Keith Cothran

Free agent
- Position: Guard

Personal information
- Born: March 26, 1986 (age 40) New Haven, Connecticut, U.S.
- Listed height: 6 ft 5 in (1.96 m)
- Listed weight: 195 lb (88 kg)

Career information
- High school: Hillhouse (New Haven, Connecticut) The Winchendon School (Winchendon, Massachusetts)
- College: Rhode Island (2006–2010)
- NBA draft: 2010: undrafted
- Playing career: 2010–present

Career history
- 2010–2011: Neckar L'Burg
- 2011–2012: Stjarnan
- 2012–2013: Petroleos
- 2013–2015: Fath Union Club
- 2015: Saint John Mill Rats

= Keith Cothran =

American professional basketball player

Keith Cothran (born March 26, 1986) is an American professional basketball player who last played for the Saint John Mill Rats of the National Basketball League of Canada (NBL). He played college basketball for Rhode Island.

==College career==
He played college basketball for Rhode Island from 2006 to 2010. He averaged 14.3 points. 3.4 rebounds, 2.1 assists, and 1.7 steals per game as a senior. He was named MVP of the NIT semifinalist Rams as a senior.

==Professional career==
After college, he tried out for the Boston Celtics and Atlanta Hawks. Cothran played professionally for Stjarnan in the Icelandic Úrvalsdeild in 2011–12. He averaged 15 points and five assists per game for Stjarnan. He later competed in Angola and Morocco. On January 19, 2015, he signed with the Mill Rats of NBL Canada.

==Personal life==
At the age of 15, Cothran was arrested for gun possession while driving a stolen car with several friends. He was sentenced to 14 months in the Mount Saint John residential facility in Deep River, Connecticut. "He was a very quiet kid," said an assistant supervisor of the facility. "He was young, he stuck to himself. He stayed out of trouble here. He used to talk about the streets, his friends getting into a lot of trouble. He'd say, 'I don't want that life. I don't want to be in prison the rest of my life.'" It was at the facility that he developed an interest in basketball and went on to star at Hillhouse High School and The Winchendon School. Afterward, he spoke to juvenile offenders in the program, urging them to set high goals.

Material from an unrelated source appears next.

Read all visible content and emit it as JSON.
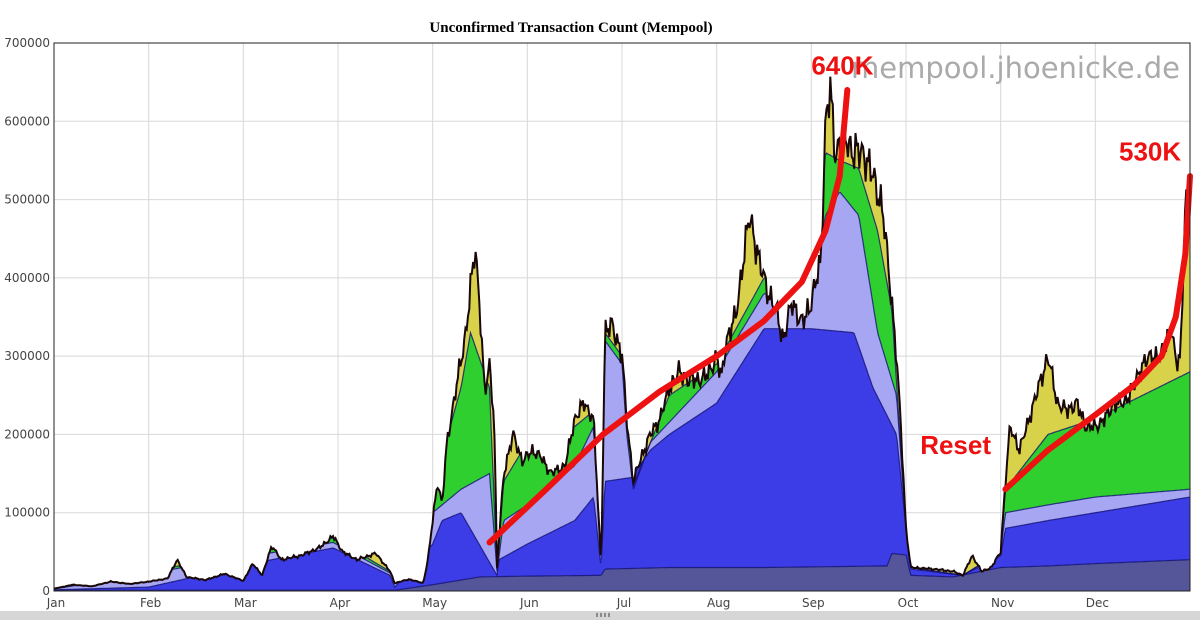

Cothran graduated from the University of Rhode Island in May 2010 with a degree in sociology. The New Haven Register called him an inspiration for troubled inner city children. Cothran said he was "at a loss for words" to receive his diploma because he was never strong academically.

On May 31, 2012 at 10:23 p.m, Cothran was sitting in a car near an empty parking lot in his hometown of New Haven, Connecticut when bullets were fired. He was not hit directly but was struck with a bullet in his forehead that ricocheted off the dashboard. After being struck, Cothran managed to go to a gas station across the street for help. It was unclear whether or not the shooting was related to the shooting death of Cothran's cousin in September 2011. He returned to playing basketball two weeks later.